“İçine düştüğü hatanın pişmanlığı ile kıvranan bir insan, diliyle tevbe etmese de af olunur…”
Yüreğimize güller deren Nebi’nin sözleri. O (Aleyhisselatu Vesselâm) heva ve hevesinden konuşmaz ya.. Ne der ise kabulüydü.
Lâkin pek uzak düşmüştü O’nu yaşamaktan.. Ömrü beyhude revân oldu yollara; revân oldu olmasına da, baktı ömrünün son müntehasına ‘kârımdır! dedi miras! kalan günahlar bana..’
Kusurları, sürçmeleri yüzünü hacâleti ile öne eğdirse de.. ümidi herdem ter û tazeydi.
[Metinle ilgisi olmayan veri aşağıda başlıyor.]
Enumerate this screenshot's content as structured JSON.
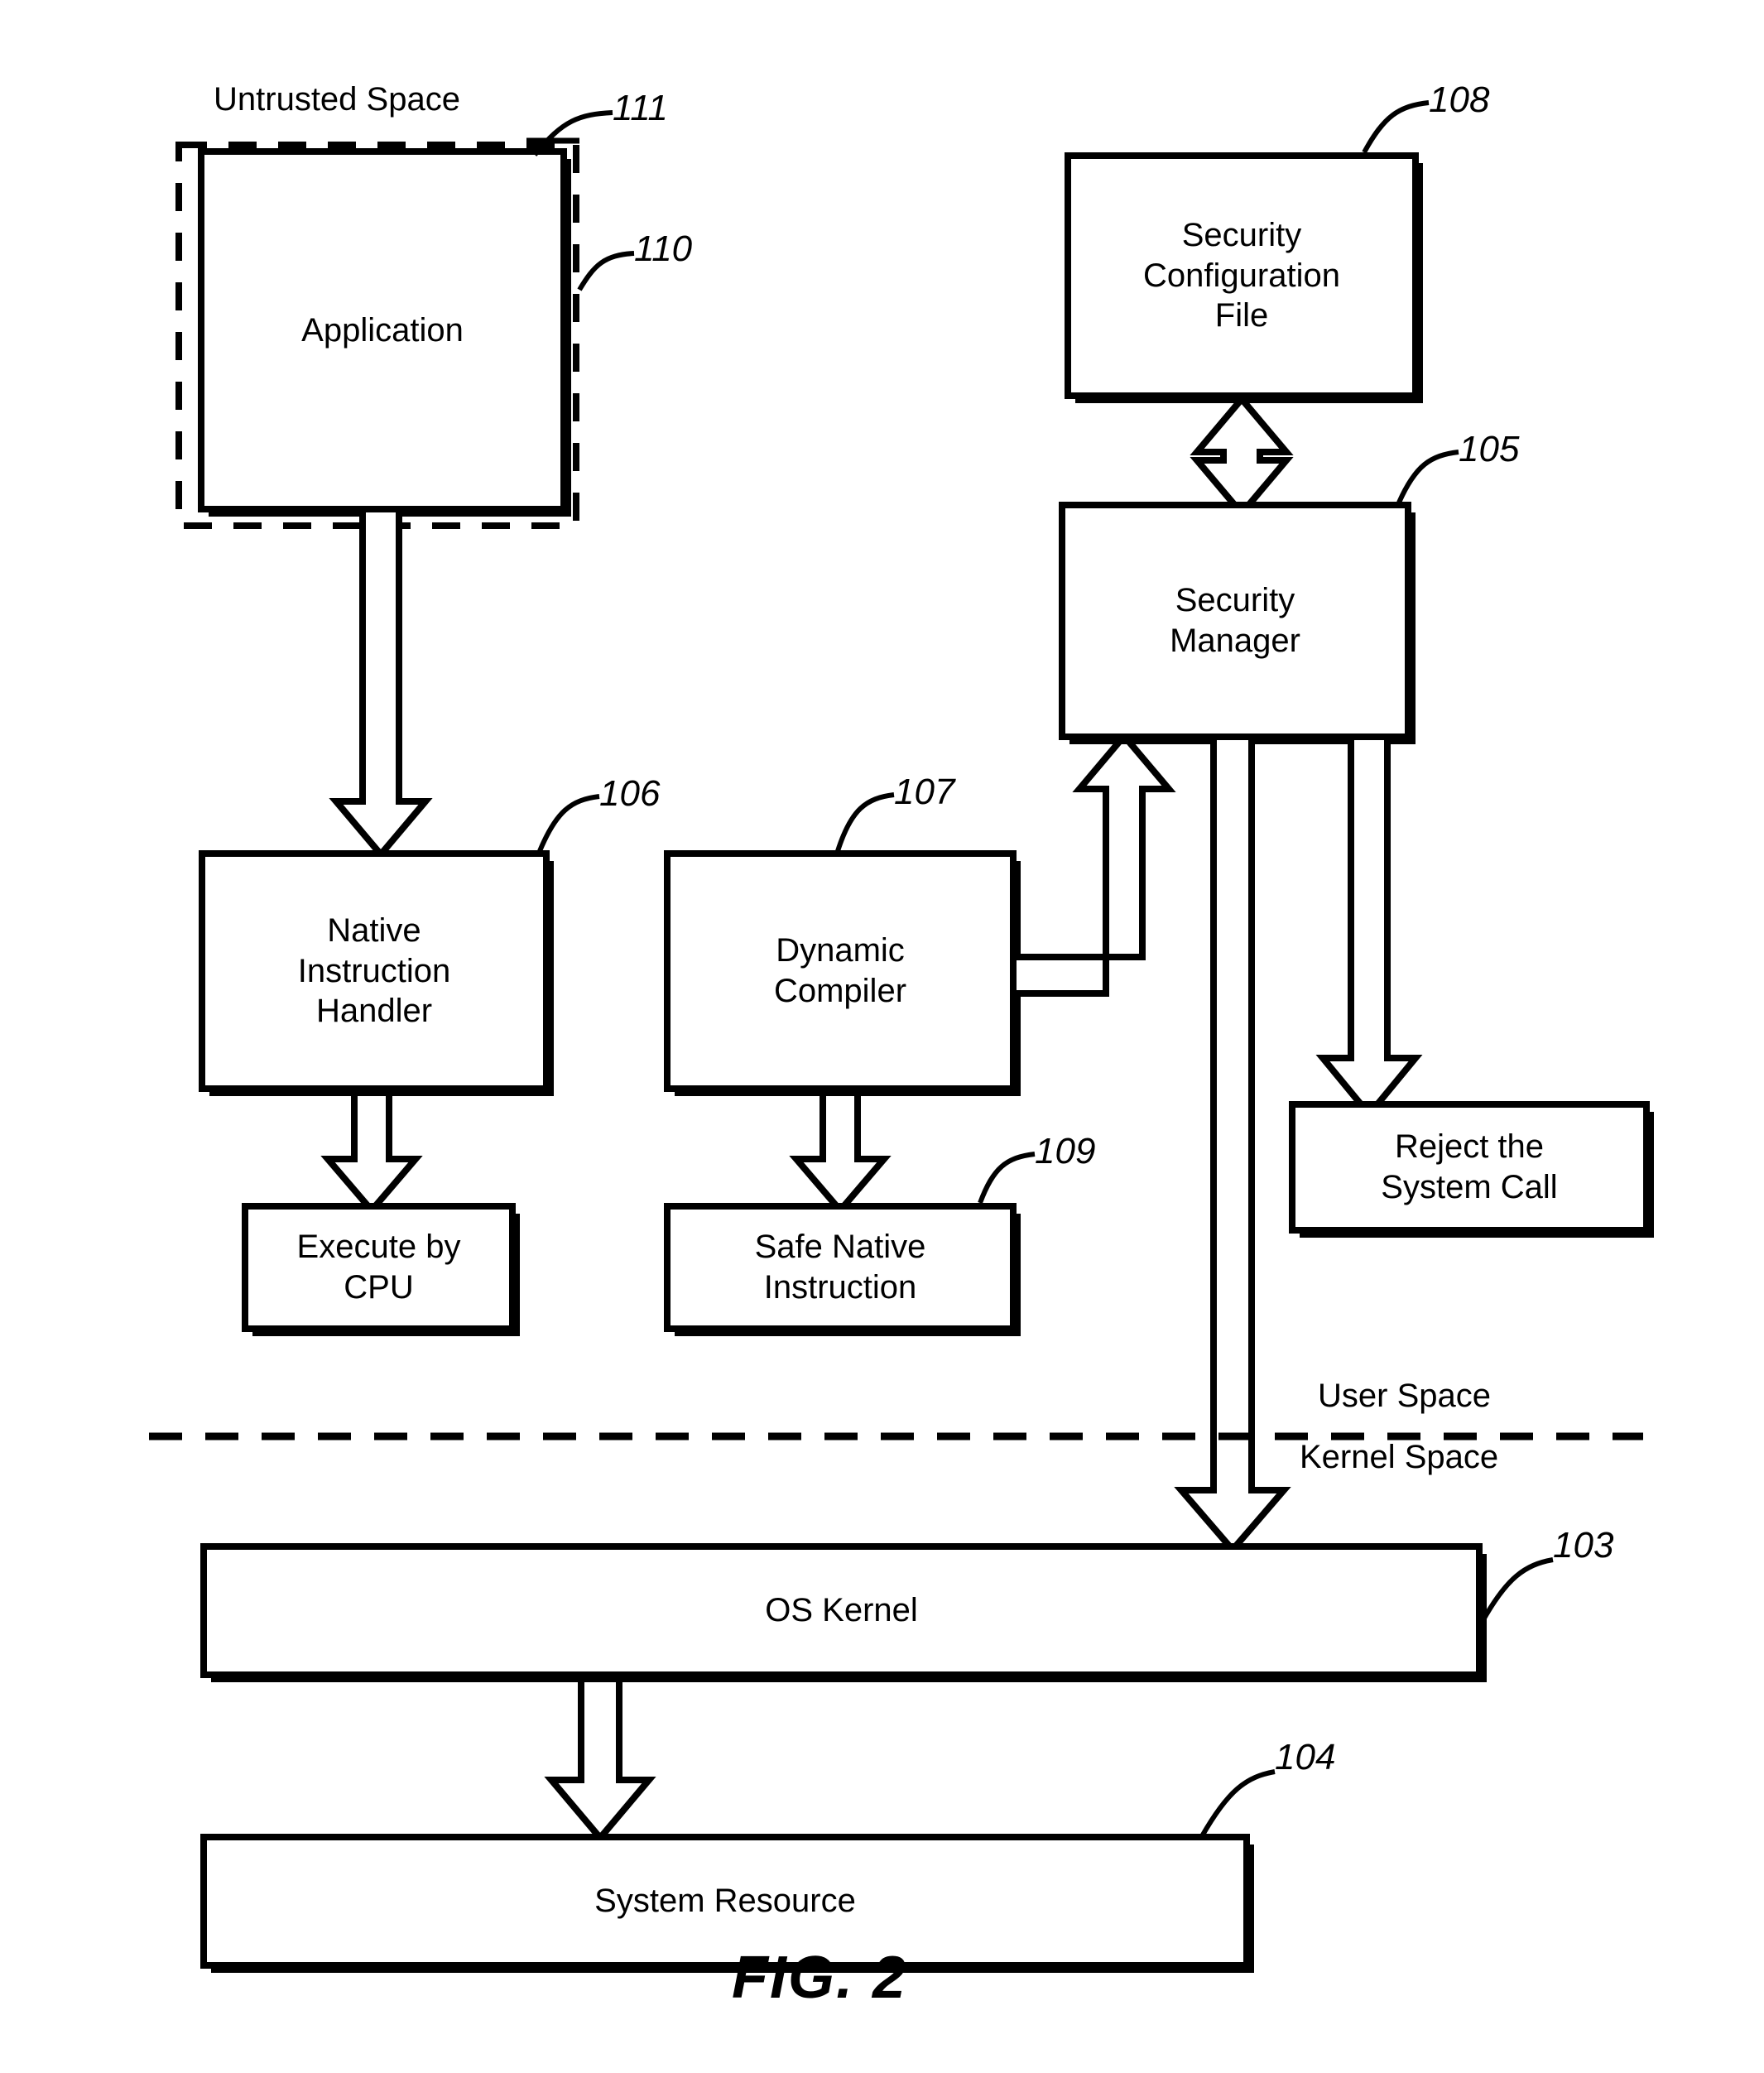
{
  "figure": {
    "caption": "FIG. 2",
    "title": "Untrusted Space",
    "region_labels": {
      "user_space": "User Space",
      "kernel_space": "Kernel Space"
    }
  },
  "boxes": {
    "application": {
      "label": "Application",
      "ref": "110"
    },
    "untrusted_space": {
      "label": "Untrusted Space",
      "ref": "111"
    },
    "native_instruction_handler": {
      "label": "Native\nInstruction\nHandler",
      "ref": "106"
    },
    "execute_by_cpu": {
      "label": "Execute by\nCPU",
      "ref": ""
    },
    "dynamic_compiler": {
      "label": "Dynamic\nCompiler",
      "ref": "107"
    },
    "safe_native_instruction": {
      "label": "Safe Native\nInstruction",
      "ref": "109"
    },
    "security_configuration_file": {
      "label": "Security\nConfiguration\nFile",
      "ref": "108"
    },
    "security_manager": {
      "label": "Security\nManager",
      "ref": "105"
    },
    "reject_system_call": {
      "label": "Reject the\nSystem Call",
      "ref": ""
    },
    "os_kernel": {
      "label": "OS Kernel",
      "ref": "103"
    },
    "system_resource": {
      "label": "System Resource",
      "ref": "104"
    }
  },
  "colors": {
    "stroke": "#000000",
    "fill": "#ffffff",
    "background": "#ffffff"
  }
}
Her inkisara düştüğünde, tutunacak dalıydı O. O’nu vesile-i necâtım bildim, demişti…
Bilir ki; günahlar Sevgili’yle arada bir perde.. hem Sevgili’den uzak yaşayan bir gönlün sükûneti mümkün müdür ki.
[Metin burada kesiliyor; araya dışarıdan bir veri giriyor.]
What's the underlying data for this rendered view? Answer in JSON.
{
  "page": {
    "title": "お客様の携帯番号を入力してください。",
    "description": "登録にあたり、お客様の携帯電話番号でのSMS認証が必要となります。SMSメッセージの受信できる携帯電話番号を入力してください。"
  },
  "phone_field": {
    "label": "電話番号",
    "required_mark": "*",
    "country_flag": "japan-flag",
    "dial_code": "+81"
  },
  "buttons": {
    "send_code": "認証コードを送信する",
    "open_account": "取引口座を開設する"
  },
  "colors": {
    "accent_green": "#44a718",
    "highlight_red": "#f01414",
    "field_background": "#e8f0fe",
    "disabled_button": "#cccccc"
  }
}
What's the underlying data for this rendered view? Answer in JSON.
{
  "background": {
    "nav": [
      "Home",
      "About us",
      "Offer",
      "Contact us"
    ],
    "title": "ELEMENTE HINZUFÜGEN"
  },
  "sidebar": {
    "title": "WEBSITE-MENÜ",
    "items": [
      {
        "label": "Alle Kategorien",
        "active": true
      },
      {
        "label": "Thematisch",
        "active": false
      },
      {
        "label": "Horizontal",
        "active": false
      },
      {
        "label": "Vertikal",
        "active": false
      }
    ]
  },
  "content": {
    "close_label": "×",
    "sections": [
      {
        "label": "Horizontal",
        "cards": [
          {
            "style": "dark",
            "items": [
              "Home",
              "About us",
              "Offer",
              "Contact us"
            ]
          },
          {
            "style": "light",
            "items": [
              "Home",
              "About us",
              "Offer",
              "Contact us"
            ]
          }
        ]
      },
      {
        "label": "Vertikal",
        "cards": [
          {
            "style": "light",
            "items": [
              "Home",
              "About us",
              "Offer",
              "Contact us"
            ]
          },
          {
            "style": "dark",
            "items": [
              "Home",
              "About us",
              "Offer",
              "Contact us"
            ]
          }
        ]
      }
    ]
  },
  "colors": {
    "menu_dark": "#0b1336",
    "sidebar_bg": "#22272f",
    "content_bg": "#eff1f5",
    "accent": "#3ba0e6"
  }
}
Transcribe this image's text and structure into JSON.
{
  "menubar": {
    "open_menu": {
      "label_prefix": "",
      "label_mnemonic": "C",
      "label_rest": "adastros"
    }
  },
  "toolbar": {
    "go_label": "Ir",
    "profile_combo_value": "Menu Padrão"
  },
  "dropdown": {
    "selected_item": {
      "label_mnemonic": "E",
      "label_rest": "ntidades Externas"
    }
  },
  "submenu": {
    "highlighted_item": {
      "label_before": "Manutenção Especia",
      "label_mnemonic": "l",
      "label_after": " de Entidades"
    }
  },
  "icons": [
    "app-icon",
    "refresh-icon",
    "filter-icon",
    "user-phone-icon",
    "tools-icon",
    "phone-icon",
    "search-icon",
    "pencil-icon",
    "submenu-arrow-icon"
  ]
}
Yine bilir ki; kusurlar Sevgili’yle nice firaklara vâbeste…!
Bilir bilmesine de bu bilmekler kalbinde hicranlara sebebiyet vermekte ve bir rücû’ ümidiyle de âh û zârını hiç eksiltmemekte..
Düşündü sonra yok mudur şu hâlin bir çaresi, diye…
Bir iç yangını ki, kökü nerededir bilinmez. Söndürmeye de kimsenin kudreti yetmez. Acep bir ömür verilse söner miydi diye düşündü.
Yürek çok kelam eder de, dil aciz, hâl aciz, kalem aciz kalır…
Âh, dedi…
“İçine düştüğü hatanın pişmanlığı ile kıvranan bir insan, diliyle tevbe etmese de af olunur…”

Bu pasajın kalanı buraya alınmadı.